Homework 4: Predictive Process Monitoring
This task involves utilizing the preprocessed BPIC12W event log https://owncloud.ut.ee/owncloud/s/pMRrERiTnpE9srJ to train and employ predictive process monitoring techniques for predicting the outcome of a process. To accomplish this objective, you must modify the frameworks reviewed in class as needed.
Tasks:
- (2 points) As a part of log preprocessing, it is important to categorize process traces as either deviant or regular. A case is considered deviant if its total duration exceeds the mean of all cases' duration. To achieve this, a new column must be created in the log that contains a case attribute called 'label.' This attribute must take a value of 1 for deviant cases or 0 for regular cases.
- (2 points) To improve the precision of the model, new time contextual features can be extracted from the timestamps. These features can provide valuable information to the model about any seasonal influences on the process behavior. For instance, from a start timestamp like "2024-04-18 13:00:00", we can extract the month of the year (e.g., 04), the day of the week (e.g., Tuesday as 2, where Monday is 0 and Sunday is 6), and the relative time in seconds since midnight (e.g., 46800 for 1:00 PM as midnight is 0). To implement this, six new columns must be added to the log, containing these three contextual features for the start and complete timestamps. It is recommended that the weekday() method from Python be used.

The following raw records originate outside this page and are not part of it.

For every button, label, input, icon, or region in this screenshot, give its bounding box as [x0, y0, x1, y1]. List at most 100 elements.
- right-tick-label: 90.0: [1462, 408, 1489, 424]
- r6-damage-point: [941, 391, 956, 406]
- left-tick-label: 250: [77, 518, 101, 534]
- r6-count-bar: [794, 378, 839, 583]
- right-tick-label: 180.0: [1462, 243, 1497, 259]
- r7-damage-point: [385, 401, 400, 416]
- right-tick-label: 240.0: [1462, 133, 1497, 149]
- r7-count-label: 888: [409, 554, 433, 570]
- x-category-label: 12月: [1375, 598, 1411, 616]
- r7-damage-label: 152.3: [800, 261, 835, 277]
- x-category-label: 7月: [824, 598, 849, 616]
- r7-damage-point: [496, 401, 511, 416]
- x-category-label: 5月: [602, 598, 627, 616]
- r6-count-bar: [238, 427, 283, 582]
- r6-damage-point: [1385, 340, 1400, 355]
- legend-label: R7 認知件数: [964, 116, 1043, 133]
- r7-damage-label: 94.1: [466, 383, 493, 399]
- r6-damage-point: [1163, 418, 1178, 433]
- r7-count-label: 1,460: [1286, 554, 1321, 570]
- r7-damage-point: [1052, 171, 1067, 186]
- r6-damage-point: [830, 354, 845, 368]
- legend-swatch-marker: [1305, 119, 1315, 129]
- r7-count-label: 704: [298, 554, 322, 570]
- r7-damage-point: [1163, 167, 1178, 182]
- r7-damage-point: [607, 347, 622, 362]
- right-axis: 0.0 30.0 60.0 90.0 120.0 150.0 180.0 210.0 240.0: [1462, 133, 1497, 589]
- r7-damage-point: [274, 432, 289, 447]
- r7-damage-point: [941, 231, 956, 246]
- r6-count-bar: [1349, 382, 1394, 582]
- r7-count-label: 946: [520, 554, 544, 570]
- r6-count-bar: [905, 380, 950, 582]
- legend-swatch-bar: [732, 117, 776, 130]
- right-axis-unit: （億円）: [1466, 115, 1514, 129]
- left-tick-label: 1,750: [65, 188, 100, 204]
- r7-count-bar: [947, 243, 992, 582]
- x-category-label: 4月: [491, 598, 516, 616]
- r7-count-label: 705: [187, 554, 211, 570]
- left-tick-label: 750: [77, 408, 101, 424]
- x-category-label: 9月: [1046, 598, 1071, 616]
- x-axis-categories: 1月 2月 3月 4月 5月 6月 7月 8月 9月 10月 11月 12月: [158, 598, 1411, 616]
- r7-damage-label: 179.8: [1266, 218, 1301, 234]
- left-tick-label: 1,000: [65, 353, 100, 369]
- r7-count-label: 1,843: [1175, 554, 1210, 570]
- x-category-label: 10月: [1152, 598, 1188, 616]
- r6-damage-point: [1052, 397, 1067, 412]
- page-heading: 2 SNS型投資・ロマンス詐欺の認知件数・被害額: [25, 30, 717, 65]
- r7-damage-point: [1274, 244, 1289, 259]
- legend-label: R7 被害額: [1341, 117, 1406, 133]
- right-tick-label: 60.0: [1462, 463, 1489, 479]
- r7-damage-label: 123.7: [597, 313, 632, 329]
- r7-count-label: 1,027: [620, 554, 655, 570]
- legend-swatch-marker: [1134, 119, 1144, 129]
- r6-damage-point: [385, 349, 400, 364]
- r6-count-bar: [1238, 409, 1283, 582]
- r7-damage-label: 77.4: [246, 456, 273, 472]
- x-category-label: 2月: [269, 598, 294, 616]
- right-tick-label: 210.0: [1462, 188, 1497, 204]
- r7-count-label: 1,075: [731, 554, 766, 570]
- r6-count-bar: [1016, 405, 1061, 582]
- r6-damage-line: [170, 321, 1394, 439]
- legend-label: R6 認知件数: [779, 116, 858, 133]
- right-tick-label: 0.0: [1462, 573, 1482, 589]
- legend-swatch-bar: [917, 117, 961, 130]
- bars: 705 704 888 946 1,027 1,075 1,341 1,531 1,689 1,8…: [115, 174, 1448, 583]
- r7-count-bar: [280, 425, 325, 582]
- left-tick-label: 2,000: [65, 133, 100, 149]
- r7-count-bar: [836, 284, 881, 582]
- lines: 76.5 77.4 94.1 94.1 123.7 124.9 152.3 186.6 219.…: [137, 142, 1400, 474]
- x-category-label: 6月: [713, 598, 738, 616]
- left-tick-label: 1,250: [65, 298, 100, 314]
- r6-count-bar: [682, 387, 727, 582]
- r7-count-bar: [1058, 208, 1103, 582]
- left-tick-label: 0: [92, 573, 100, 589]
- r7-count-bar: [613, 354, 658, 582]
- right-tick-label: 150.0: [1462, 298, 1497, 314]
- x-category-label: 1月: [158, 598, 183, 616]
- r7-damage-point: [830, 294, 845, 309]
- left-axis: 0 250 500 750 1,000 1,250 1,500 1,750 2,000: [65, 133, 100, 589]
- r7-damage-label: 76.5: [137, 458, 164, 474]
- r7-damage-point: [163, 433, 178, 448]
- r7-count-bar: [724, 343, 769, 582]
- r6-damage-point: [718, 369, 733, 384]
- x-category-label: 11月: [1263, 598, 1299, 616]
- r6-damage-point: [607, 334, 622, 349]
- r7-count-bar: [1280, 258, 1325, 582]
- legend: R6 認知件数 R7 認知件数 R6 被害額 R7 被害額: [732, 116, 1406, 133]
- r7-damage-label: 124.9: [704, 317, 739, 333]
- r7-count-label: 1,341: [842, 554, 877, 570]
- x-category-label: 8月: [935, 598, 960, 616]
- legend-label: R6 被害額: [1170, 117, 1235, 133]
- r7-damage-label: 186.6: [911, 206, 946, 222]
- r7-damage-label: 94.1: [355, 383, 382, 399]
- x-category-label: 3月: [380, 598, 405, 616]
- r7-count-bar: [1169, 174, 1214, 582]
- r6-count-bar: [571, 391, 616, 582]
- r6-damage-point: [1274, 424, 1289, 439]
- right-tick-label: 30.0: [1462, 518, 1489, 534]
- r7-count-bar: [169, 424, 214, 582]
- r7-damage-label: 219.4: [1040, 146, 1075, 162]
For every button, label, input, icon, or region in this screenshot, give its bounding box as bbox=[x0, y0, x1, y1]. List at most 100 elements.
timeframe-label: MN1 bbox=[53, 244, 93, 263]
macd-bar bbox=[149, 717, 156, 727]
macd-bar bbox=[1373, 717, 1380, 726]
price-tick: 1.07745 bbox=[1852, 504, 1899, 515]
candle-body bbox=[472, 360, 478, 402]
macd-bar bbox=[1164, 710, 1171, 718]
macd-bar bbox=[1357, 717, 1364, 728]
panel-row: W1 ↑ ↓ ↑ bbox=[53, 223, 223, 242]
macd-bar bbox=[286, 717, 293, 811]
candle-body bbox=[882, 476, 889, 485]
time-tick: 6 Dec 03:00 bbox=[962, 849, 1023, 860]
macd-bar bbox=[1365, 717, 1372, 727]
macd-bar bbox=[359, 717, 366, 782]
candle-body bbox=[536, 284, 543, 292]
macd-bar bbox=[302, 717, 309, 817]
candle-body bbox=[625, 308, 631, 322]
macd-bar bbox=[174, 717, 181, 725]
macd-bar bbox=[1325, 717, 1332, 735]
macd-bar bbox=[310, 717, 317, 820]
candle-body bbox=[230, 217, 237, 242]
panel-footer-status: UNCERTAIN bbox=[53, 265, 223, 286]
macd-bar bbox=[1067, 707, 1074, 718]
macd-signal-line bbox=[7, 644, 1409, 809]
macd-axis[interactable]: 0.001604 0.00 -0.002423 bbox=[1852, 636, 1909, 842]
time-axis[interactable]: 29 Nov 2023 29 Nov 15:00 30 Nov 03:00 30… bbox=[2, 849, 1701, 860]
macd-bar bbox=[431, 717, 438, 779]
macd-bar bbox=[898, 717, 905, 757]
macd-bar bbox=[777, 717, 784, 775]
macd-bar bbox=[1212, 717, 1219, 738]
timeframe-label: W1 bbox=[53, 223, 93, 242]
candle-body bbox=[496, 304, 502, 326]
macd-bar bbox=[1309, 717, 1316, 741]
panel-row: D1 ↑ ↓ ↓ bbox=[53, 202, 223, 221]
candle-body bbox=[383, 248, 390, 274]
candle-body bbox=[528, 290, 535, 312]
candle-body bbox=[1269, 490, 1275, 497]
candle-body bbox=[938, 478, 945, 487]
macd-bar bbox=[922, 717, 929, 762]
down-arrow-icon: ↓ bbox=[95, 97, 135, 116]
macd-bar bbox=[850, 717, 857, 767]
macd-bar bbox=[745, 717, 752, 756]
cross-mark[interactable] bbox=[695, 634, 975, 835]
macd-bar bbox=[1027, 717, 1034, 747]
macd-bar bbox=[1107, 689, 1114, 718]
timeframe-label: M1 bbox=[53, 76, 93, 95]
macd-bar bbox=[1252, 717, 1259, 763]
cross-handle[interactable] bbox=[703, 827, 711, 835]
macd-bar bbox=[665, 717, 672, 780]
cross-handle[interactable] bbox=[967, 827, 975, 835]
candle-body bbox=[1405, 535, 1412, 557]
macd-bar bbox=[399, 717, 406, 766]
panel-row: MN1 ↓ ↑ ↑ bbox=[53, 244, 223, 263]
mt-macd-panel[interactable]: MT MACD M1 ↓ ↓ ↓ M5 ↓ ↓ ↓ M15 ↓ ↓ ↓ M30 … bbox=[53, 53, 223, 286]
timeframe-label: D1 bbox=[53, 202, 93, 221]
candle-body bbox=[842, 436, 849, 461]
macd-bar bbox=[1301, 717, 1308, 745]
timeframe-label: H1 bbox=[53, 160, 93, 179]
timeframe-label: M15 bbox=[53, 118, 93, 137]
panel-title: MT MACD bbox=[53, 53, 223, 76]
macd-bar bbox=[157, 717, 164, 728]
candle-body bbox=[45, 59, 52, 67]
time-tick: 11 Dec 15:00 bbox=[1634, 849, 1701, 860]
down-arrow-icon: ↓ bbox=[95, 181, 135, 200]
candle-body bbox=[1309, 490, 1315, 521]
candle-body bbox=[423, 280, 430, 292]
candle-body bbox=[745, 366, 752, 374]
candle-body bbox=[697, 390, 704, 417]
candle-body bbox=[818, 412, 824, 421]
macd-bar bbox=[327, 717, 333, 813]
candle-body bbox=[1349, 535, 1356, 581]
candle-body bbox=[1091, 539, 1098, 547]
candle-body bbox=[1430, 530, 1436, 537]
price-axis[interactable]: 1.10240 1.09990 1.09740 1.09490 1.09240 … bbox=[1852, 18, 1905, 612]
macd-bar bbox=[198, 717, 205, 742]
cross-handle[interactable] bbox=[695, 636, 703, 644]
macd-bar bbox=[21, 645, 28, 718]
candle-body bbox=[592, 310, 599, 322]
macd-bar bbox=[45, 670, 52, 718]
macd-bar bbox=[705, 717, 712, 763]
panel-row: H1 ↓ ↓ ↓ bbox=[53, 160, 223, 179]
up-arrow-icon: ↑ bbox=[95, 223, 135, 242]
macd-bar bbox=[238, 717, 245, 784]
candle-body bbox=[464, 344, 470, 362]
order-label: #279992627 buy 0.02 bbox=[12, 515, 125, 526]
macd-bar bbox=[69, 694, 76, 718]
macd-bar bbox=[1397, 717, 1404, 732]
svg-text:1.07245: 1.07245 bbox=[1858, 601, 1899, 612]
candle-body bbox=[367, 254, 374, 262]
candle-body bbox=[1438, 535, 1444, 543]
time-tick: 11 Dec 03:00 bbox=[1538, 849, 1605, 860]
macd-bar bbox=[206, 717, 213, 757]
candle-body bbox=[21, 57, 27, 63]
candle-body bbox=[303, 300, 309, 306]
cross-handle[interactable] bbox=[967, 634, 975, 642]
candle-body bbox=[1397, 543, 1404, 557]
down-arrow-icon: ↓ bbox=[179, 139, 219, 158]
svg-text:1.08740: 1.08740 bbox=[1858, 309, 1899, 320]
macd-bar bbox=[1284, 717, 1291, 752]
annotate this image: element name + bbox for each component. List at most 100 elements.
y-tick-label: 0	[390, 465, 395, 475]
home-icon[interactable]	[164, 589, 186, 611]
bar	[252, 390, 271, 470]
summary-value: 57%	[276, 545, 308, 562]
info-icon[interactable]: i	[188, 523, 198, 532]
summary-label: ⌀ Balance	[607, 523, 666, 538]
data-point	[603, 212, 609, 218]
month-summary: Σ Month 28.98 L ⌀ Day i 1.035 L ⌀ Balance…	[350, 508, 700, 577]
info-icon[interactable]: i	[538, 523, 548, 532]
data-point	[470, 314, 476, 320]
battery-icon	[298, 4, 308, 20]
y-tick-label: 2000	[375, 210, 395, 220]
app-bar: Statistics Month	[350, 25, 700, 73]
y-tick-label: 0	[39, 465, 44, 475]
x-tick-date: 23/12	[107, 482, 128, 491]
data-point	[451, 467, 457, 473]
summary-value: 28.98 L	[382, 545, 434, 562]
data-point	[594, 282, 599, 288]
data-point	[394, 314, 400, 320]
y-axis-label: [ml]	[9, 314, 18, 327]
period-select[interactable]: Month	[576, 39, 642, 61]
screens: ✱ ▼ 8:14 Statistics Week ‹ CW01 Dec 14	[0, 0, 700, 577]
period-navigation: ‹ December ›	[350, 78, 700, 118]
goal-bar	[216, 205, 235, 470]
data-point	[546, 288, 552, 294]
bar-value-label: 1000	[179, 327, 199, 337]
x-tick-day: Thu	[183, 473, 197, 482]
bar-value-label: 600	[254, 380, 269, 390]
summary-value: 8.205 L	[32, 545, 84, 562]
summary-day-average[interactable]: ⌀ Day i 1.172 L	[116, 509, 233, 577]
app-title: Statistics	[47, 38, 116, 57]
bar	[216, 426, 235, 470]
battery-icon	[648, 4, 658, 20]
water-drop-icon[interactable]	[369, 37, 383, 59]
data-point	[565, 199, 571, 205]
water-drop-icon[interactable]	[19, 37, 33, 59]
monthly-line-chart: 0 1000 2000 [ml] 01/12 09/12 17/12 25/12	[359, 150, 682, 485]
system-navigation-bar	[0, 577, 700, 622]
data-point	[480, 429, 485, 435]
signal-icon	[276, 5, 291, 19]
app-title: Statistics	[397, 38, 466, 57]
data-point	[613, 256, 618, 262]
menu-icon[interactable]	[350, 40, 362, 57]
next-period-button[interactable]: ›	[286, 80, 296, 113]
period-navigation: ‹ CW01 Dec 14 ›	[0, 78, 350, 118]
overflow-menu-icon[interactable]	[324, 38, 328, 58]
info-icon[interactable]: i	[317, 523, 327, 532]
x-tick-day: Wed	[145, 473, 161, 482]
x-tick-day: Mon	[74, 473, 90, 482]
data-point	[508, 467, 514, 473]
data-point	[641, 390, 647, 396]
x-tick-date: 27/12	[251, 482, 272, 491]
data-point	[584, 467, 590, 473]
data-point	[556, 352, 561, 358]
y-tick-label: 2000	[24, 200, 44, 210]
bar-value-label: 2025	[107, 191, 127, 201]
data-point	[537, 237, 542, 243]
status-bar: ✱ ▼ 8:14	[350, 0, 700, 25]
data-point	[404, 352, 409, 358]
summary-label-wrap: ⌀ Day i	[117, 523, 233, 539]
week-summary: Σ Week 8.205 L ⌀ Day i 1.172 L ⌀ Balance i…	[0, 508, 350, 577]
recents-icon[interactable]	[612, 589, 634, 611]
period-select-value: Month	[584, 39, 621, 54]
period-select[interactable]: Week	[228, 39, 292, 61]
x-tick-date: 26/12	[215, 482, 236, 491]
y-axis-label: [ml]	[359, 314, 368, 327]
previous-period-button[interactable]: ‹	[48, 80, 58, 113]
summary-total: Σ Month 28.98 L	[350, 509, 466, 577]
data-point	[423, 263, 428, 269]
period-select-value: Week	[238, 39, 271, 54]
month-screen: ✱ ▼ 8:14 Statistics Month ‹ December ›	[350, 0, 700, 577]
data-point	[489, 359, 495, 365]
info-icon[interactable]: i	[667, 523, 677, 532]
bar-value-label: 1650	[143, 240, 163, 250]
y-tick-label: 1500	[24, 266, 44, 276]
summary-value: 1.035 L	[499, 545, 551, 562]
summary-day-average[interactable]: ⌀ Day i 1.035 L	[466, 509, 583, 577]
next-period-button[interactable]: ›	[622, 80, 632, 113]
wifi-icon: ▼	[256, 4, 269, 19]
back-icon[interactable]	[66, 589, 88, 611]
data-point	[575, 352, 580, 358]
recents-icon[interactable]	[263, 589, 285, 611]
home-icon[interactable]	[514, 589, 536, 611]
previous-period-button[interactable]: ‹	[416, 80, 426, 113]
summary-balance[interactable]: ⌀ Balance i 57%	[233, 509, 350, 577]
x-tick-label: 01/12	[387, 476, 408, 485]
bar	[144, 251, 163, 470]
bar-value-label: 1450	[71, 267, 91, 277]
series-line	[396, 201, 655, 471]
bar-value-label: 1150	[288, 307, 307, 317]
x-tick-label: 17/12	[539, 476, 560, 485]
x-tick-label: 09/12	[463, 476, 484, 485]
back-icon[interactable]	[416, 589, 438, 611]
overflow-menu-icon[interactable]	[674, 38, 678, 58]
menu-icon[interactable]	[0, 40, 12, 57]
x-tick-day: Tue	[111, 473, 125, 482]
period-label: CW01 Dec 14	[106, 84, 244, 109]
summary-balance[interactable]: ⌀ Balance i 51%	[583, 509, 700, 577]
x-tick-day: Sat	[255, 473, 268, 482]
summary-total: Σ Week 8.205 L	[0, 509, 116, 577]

- (3 points) Train an XGBoost Classifier using single bucketing and last-state encoding with the “label” column as target and contextual feature columns as part of the training log.
- (3 points) Please perform Task 3 once more, but this time, exclude the contextual features. Compare the accuracy of the resulting models with the previous step. Explain any differences in the results obtained from both steps. You should consider whether the use of contextual features impacted the accuracy of the models or not. Please also explain why such an effect may or may not have occurred.
What do you need to submit? You must submit a report in PDF format that includes a comprehensive explanation of the modifications made to your approach, an evaluation of the changes, and a link to the repository that contains the modifications you have made. Kindly submit this document through the 'Submit' link provided on the course website.